Tatneft v Ukraine: State Immunity in respect of Enforcement of BIT Award

25 July, 2018

On 13 July 2018, the Commercial Court handed down a decision in PAO Tatneft’s effort to enforce its US$112 million BIT award against the state of Ukraine (under section 101 of the Arbitration Act 1996). (PAO Tatneft v Ukraine [2018] EWHC 1797 (Comm)).

The award concerned the direct and indirect shareholdings of PAO Tatneft in a company known as Ukrtatnafta, which owned and operated the Kremenchug Refinery. Broadly, the award found Ukraine to be liable to PAO Tatneft in respect of two claims: for breach of the fair and equitable treatment standard (“FET”) in relation to (i) its own shares in Ukrtatnafta; and (ii) PAO Tatneft’s shareholding in a Swiss entity and a US entity, each of which held shares in Ukrtatnafta.

Ukraine claimed that it was entitled to state immunity on the basis that section 9 of the State Immunity Act 1978 did not apply because the arbitration agreement contained in the BIT did not confer jurisdiction on the tribunal in respect of the matters it purported to decide (or at least in respect of some of them).

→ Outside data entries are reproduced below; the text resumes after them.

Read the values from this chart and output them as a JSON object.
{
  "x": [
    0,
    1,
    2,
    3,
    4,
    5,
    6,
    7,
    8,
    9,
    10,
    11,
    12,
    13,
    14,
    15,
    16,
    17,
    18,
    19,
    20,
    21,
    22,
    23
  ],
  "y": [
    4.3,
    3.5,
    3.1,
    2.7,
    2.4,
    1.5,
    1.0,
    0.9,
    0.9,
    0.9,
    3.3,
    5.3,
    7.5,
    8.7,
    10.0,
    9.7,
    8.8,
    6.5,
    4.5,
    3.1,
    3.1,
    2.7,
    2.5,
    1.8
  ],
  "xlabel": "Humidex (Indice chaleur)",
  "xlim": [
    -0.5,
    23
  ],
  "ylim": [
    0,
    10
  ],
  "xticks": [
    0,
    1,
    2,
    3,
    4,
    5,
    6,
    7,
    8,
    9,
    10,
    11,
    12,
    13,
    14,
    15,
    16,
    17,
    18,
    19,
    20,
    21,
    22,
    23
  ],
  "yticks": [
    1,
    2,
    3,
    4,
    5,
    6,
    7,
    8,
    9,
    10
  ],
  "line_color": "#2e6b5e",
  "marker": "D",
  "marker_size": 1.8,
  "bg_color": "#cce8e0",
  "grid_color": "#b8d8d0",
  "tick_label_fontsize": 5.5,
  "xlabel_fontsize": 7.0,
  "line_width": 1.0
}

In particular, Ukraine contended: (i) that by the BIT Ukraine did not agree to submit to arbitration any claim for breach of the FET standard because the BIT did not itself include that standard and it was not incorporated by means of the Most Favoured Nation provision in the BIT (as Tatneft contended); (ii) alternatively, that Ukraine did not agree to submit to arbitration the claim in respect of the Swiss and US entities because (a) it did not relate to an investment by Tatneft in Ukraine (“the No Investment Point”); or (b) because Tatneft had only acquired its shares in those companies after the dispute had arisen or at a time when the dispute was reasonably foreseeable and for the purposes of bringing the dispute within the scope of the BIT.

Mr Justice Butcher ruled against Ukraine on each of these grounds (but gave permission to appeal on the No Investment Point (only)).

Ukraine also contended that PAO Tatneft had failed in its duty of full and frank disclosure. Mr Justice Butcher also rejected that contention and refused permission to appeal in respect of it.

Three members of Essex Court Chambers appeared in this matter: David Foxton QC and Emily Wood on behalf of PAO Tatneft, instructed by Sunil Gadhia and Cameron Murphy of Cleary Gottlieb; Anton Dudnikov on behalf of Ukraine, instructed by Maria Kostytska of Winston Strawn.